В декабре 1999 года Лидским университетом в Англии издан каталог архивов Буниных и их друзей. Фонд самого Ивана Алексеевича состоит из 10 763 единиц хранения. А это – сотни стихотворений, более 120 рассказов, статьи, воспоминания, дневники и письма. Так что еще изучать и изучать.
Это, правда, изданный Бунин. Стихотворение помечено днем 9 августа 1912 года. Бунину 42 года.
Современники по-разному воспринимали Бунина.
«Высокий, стройный, с тонким умным лицом, всегда хорошо и строго одетый… много читавший и думающий, очень наблюдательный… Это был человек, что называется – непоседа. Его всегда тянуло куда-нибудь уехать. Подолгу он задерживался у себя на родине, в Орловской губернии, в Москве, в Одессе и Ялте, а то из года в год бродил по свету и писал мне из Константинополя, то из Парижа, из Палестины, с Кипра, с острова Цейлон… Работать он мог очень много и долго… не ест, не пьет, только работает…» (Н. Телешов. Записки писателя).
По вечерам и в особенности ночью он никогда не писал.
«Поразительно было в Бунине то, что мне приходилось наблюдать у некоторых других крупных художников: соединение совершенно паршивого человека с непоколебимо честным взыскательным к себе художником… Он был очарователен с высшими, по-товарищески мил с равными, надменен и резок с низшими, начинающими писателями… Был капризен и привередлив, как истерическая красавица» (В. Вересаев. Литературные воспоминания).
«Характер у него был тяжелый, домашний деспотизм он переносил в литературу. Он не то что раздражался и сердился, он приходил в бешенство и ярость, когда кто-нибудь говорил, что он похож на Толстого или Лермонтова. Сам возражал на это большей нелепицей… Часто бешенство его переходило внезапно в комизм, в этом была одна из самых милых его черт: – Убью! Задушу! Молчать! Из Гоголя я!» (Н. Берберова. Курсив мой).

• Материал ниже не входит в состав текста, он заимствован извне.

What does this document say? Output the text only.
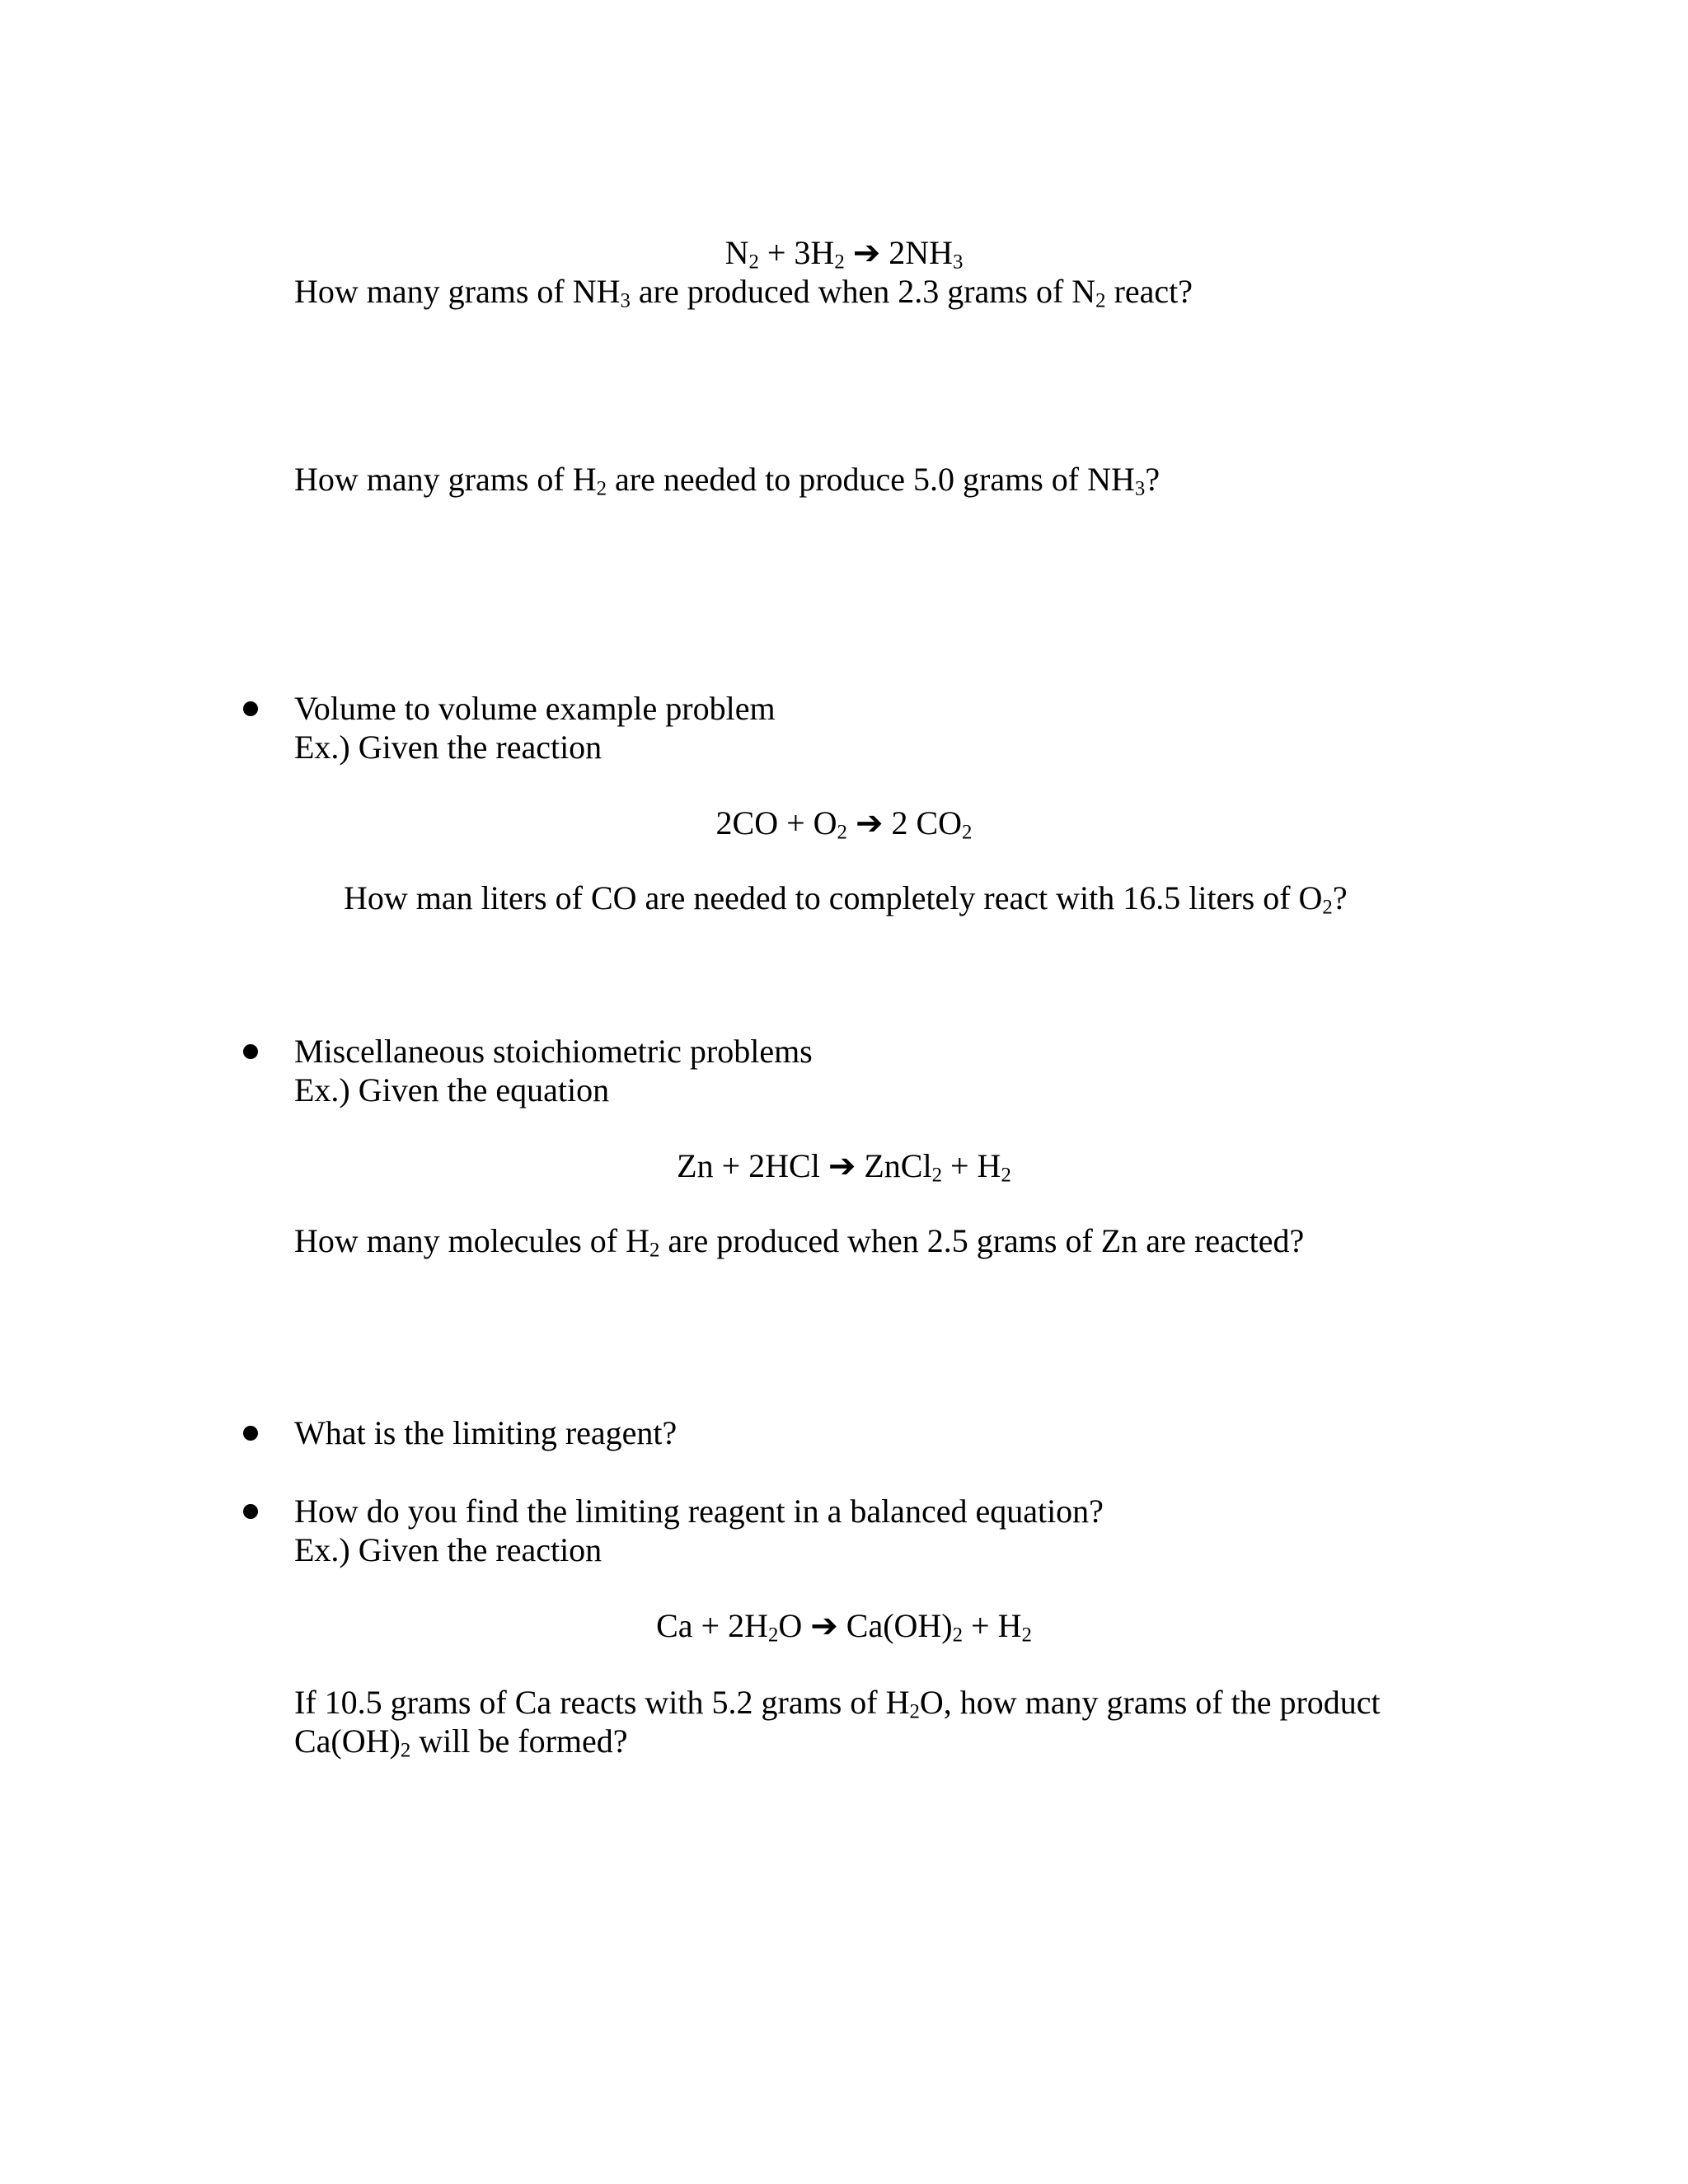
$N_2 + 3H_2$ ➔ $2NH_3$
How many grams of $NH_3$ are produced when 2.3 grams of $N_2$ react?
How many grams of $H_2$ are needed to produce 5.0 grams of $NH_3$?
Volume to volume example problem
Ex.) Given the reaction
$2CO + O_2$ ➔ 2 $CO_2$
How man liters of CO are needed to completely react with 16.5 liters of $O_2$?
Miscellaneous stoichiometric problems
Ex.) Given the equation
Zn + 2HCl ➔ ZnCl$_2$ + $H_2$
How many molecules of $H_2$ are produced when 2.5 grams of Zn are reacted?
What is the limiting reagent?
How do you find the limiting reagent in a balanced equation?
Ex.) Given the reaction
$Ca + 2H_2O$ ➔ $Ca(OH)_2 + H_2$
If 10.5 grams of Ca reacts with 5.2 grams of $H_2O$, how many grams of the product
$Ca(OH)_2$ will be formed?
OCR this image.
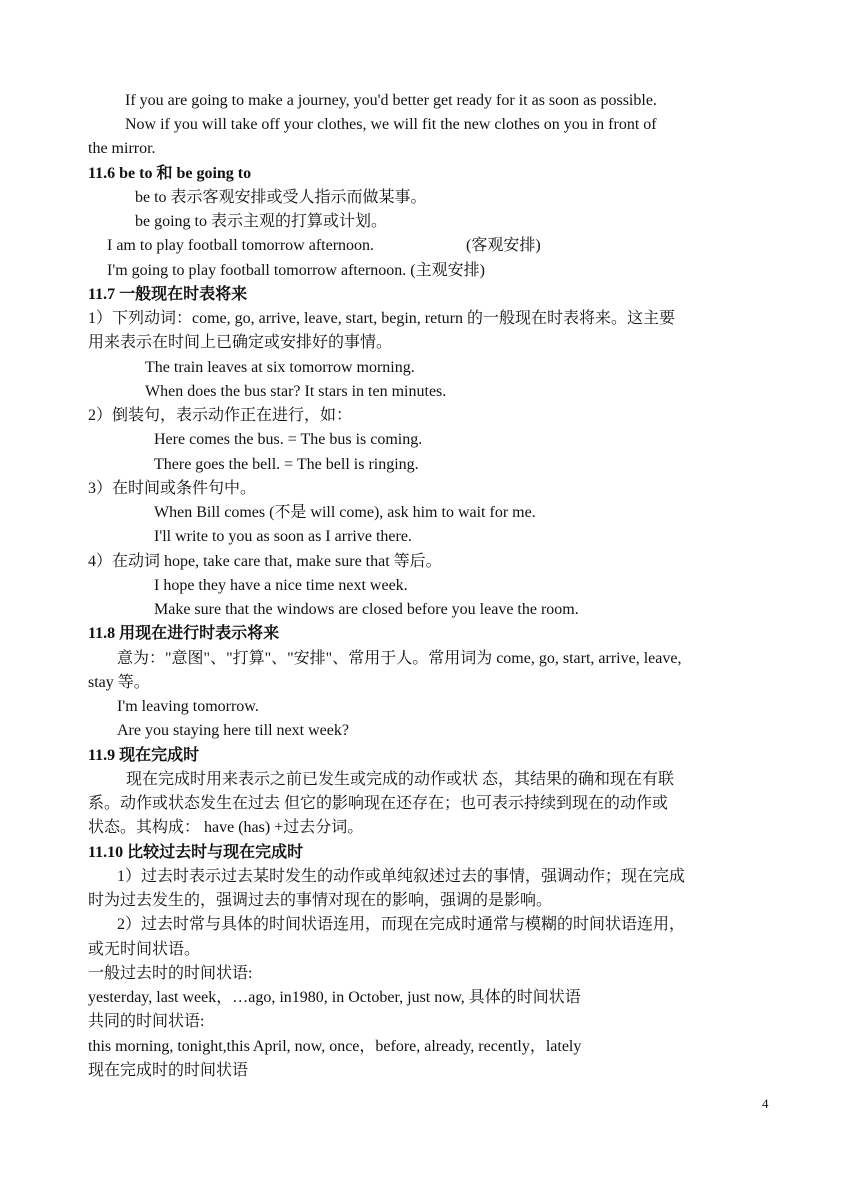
If you are going to make a journey, you'd better get ready for it as soon as possible.
Now if you will take off your clothes, we will fit the new clothes on you in front of
the mirror.
11.6 be to 和 be going to
be to 表示客观安排或受人指示而做某事。
be going to 表示主观的打算或计划。
I am to play football tomorrow afternoon.	(客观安排)
I'm going to play football tomorrow afternoon. (主观安排)
11.7 一般现在时表将来
1）下列动词：come, go, arrive, leave, start, begin, return 的一般现在时表将来。这主要
用来表示在时间上已确定或安排好的事情。
The train leaves at six tomorrow morning.
When does the bus star? It stars in ten minutes.
2）倒装句，表示动作正在进行，如：
Here comes the bus. = The bus is coming.
There goes the bell. = The bell is ringing.
3）在时间或条件句中。
When Bill comes (不是 will come), ask him to wait for me.
I'll write to you as soon as I arrive there.
4）在动词 hope, take care that, make sure that 等后。
I hope they have a nice time next week.
Make sure that the windows are closed before you leave the room.
11.8 用现在进行时表示将来
意为："意图"、"打算"、"安排"、常用于人。常用词为 come, go, start, arrive, leave,
stay 等。
I'm leaving tomorrow.
Are you staying here till next week?
11.9 现在完成时
现在完成时用来表示之前已发生或完成的动作或状 态，其结果的确和现在有联
系。动作或状态发生在过去 但它的影响现在还存在；也可表示持续到现在的动作或
状态。其构成： have (has) +过去分词。
11.10 比较过去时与现在完成时
1）过去时表示过去某时发生的动作或单纯叙述过去的事情，强调动作；现在完成
时为过去发生的，强调过去的事情对现在的影响，强调的是影响。
2）过去时常与具体的时间状语连用，而现在完成时通常与模糊的时间状语连用，
或无时间状语。
一般过去时的时间状语:
yesterday, last week，…ago, in1980, in October, just now, 具体的时间状语
共同的时间状语:
this morning, tonight,this April, now, once，before, already, recently，lately
现在完成时的时间状语
4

«Желчный такой, сухопарый, как выпитый, с темно-зелеными пятнами вокруг глаз, с заостренным и клювистым, как у стервятника, профилем, с прядью спадающих темных волос, с темно-русой испанской бородкой… и брюзжит, и косится на нас, декадентов…» (Андрей Белый. Начало века).
Очень интересны воспоминания Андрея Седых «Далекие, близкие» о Бунине, у которого он работал литературным секретарем.
«В Германии по дороге в Стокгольм в руках Бунина газета с его портретом.
Бунин хватается за голову.
– Милый, посмотрите на фотографию: опять это громадное, испуганное, бледное лицо.
– Ничего не испуганное. Лицо римлянина периода упадка Империи.
Когда в Стокгольме прохожие оглядывались на Бунина, он возмущался:
– Что такое? Совершенный успех тенора!»
10 декабря 1933 года Бунин вошел в концертный зал в годовщину смерти Альфреда Нобеля, «какой-то особенно бледный, медлительный и торжественный… Шведская академия присудила Нобелевскую премию не Горькому, а Бунину. Это была своего рода декларация независимости, провозглашение торжества духовной свободы».
Нобелевскую премию русская эмиграция восприняла как свой триумф. На церемонии Бунин сказал, что впервые премия присуждена изгнаннику, за которым не стоит его страна. Ну а в советской стране устами своих дипломатов резко протестовали против вручения премии «белогвардейцу».
Премия – 150 тысяч франков. Часть денег Бунин раздал через специально созданный комитет нуждающимся колле-гам-писателям. Нобелевские деньги быстро испарились, а тут еще вскоре разразилась Вторая мировая война, и в Грассе нобелевскому лауреату пришлось нелегко – почти голодать. «Мерзлую картошку едим. Или водичку, в которой плавает что-то мерзкое, морковка какая-нибудь. Это называется супом…» – записывал Бунин.
В годы оккупации в Грассе Бунин спас от гестапо трех скрывающихся евреев, которых прятал на вилле «Жаннет»: литературного критика Александра Барраха, пианиста Александра Либермана и его жену Стефанию. Маленький подвиг Бунина…
После войны к Бунину зачастили визитеры из СССР (в том числе приезжал и Константин Симонов), уговаривающие Бунина вернуться на родину. Привозили дефицитные продукты (гастрономическая операция советских спецслужб), обещали царские условия в Союзе. Хотели купить Бунина, но он не поддался ни на какие посулы и уговоры. К тому же был раздражен тем, что в Москве его начали печатать без согласования с ним и без всякого гонорара.